Nous répéterons cette célébration annuelle et nous continuerons à attirer les immigrants francophones les plus ambitieux et les plus brillants pour assurer l'épanouissement des communautés francophones d'un océan à l'autre. Le renforcement de ces communautés fait partie de notre plan de croissance économique et de prospérité à long terme à l'échelle du pays.

[Français]

Je dois vous dire une dernière chose, madame la présidente : nous visons la qualité des compétences linguistiques de nos immigrants et nous avons réformé nos programmes pour augmenter les attentes à cet égard, non seulement parce qu'on veut renforcer la dualité linguistique dans toutes les provinces et tous les territoires, mais parce que la langue et la qualité de la langue comptent pour tout le monde. Si on a les meilleurs docteurs en lettres, auteurs, ingénieurs qui maîtrisent nos deux langues, l'anglais et le français, au plus haut niveau, cela nous aidera comme pays à réussir dans le contexte de la concurrence mondiale qui est une réalité pour nous tous.

Oui, on veut renforcer et préserver notre réalité que les deux langues soient présentes, respectées et parlées dans toutes les régions du pays, mais on veut aussi miser sur la qualité de la maîtrise de nos langues officielles, parce qu'elles sont des outils essentiels à l'épanouissement de l'être humain et aussi au succès d'une économie nationale.

La présidente : Merci beaucoup, monsieur le ministre. Plusieurs collègues veulent vous poser des questions. En raison du temps que nous avons, je demanderais aux honorables sénateurs d'être aussi précis et concis que possible avec leurs questions.

La sénatrice Fortin-Duplessis : Monsieur le ministre, soyez le bienvenu. Depuis que nous procédons à cette étude de l'intégration des immigrants, plusieurs témoins sont venus nous dire qu'ils espèrent d'importants résultats pour leur communauté de langue officielle en situation minoritaire, puisque davantage de points seront accordés aux candidats à l'immigration pour la connaissance des langues officielles. Croyez-vous qu'en faisant une meilleure sélection, grâce aux points supplémentaires attribués à la connaissance des langues officielles, cela facilitera l'intégration des immigrants?
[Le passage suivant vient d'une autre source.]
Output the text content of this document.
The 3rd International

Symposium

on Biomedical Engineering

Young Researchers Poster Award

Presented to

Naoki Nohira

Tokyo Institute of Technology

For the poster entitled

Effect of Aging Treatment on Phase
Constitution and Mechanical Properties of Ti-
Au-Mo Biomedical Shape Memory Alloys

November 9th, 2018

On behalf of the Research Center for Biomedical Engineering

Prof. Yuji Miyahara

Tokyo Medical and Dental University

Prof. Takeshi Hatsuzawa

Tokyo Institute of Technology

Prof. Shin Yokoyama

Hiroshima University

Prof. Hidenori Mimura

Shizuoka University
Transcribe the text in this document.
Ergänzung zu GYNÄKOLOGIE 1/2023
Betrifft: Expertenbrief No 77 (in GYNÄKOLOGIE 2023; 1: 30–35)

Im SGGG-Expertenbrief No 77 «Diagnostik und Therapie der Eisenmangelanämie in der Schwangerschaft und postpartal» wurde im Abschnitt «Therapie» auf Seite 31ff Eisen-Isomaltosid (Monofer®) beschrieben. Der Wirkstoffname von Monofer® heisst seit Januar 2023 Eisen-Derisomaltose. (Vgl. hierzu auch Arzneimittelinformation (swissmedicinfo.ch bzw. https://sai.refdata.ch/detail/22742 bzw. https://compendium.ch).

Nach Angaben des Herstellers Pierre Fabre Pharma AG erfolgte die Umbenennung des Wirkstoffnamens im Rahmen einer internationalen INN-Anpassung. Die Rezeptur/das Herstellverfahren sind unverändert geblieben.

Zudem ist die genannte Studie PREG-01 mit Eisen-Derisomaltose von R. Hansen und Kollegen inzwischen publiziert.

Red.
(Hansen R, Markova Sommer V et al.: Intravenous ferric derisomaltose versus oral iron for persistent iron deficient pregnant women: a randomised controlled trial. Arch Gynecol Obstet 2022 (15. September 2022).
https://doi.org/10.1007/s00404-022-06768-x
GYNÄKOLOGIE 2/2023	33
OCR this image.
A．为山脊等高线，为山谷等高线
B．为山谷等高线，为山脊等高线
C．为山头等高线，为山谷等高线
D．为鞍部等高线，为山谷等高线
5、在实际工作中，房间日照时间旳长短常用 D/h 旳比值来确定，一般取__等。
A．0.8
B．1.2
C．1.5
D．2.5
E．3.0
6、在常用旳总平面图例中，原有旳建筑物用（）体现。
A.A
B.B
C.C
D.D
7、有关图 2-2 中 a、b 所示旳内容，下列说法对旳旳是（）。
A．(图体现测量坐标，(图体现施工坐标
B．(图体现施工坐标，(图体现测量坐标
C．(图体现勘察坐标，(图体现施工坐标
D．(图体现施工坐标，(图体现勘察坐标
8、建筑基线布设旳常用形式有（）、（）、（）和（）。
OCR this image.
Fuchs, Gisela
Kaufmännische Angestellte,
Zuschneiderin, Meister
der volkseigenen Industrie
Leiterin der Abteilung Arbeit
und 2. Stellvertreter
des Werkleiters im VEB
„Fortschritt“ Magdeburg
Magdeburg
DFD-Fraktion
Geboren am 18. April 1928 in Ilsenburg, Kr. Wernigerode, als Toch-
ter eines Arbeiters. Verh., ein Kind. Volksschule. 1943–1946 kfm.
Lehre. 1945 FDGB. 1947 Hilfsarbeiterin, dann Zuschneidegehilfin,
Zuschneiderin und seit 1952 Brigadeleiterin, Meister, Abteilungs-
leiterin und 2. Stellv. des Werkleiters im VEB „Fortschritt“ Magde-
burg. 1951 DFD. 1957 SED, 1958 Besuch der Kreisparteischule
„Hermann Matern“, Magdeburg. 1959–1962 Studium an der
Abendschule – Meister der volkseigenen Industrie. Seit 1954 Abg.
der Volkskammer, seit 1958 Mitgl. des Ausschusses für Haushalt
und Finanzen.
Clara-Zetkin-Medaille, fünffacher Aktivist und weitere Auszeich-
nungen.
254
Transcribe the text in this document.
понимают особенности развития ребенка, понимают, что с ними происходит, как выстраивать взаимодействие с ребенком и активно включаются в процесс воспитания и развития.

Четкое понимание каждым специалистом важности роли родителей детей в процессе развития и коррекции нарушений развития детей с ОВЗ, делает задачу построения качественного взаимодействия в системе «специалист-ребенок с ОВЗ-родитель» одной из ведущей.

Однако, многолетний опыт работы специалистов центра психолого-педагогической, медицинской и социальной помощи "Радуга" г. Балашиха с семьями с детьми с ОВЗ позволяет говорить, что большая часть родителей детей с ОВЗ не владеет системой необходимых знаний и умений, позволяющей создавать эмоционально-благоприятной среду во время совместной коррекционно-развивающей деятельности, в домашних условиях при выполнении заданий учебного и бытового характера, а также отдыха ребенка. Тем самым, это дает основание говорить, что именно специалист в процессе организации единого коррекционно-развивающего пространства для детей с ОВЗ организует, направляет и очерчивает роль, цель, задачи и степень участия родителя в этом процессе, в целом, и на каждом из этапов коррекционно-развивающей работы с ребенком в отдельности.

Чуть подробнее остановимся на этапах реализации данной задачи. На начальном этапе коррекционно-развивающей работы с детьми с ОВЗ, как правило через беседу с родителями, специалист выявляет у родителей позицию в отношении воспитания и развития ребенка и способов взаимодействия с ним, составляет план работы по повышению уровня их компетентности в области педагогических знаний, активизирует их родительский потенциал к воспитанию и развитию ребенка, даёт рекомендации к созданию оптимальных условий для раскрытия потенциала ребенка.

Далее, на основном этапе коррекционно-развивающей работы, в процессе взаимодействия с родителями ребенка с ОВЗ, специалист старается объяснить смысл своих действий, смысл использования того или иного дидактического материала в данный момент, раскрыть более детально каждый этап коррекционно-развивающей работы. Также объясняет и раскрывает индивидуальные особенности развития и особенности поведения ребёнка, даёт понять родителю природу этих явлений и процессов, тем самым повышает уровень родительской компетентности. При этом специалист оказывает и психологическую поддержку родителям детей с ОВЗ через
M. Alexander : La réponse est oui. On a déjà des données et des analyses pour le prouver. Oui, on exige un niveau plus élevé de compétence linguistique chez la plupart de nos immigrants économiques, mais on vise d'autres critères également : des immigrants un peu plus jeunes, alors il y a plus de points pour ceux qui sont au début de leur carrière; des expériences professionnelles particulières, parce que le Canada n'a pas les mêmes besoins dans tous les domaines, et qu'on a des besoins particuliers. Donc, ces trois critères pris ensemble — les capacités linguistiques, l'âge et l'expérience professionnelle — font en sorte que nos immigrants les plus récents nous impressionnent beaucoup et atteignent des résultats économiques plus élevés que leurs prédécesseurs. C'est aussi simple que cela.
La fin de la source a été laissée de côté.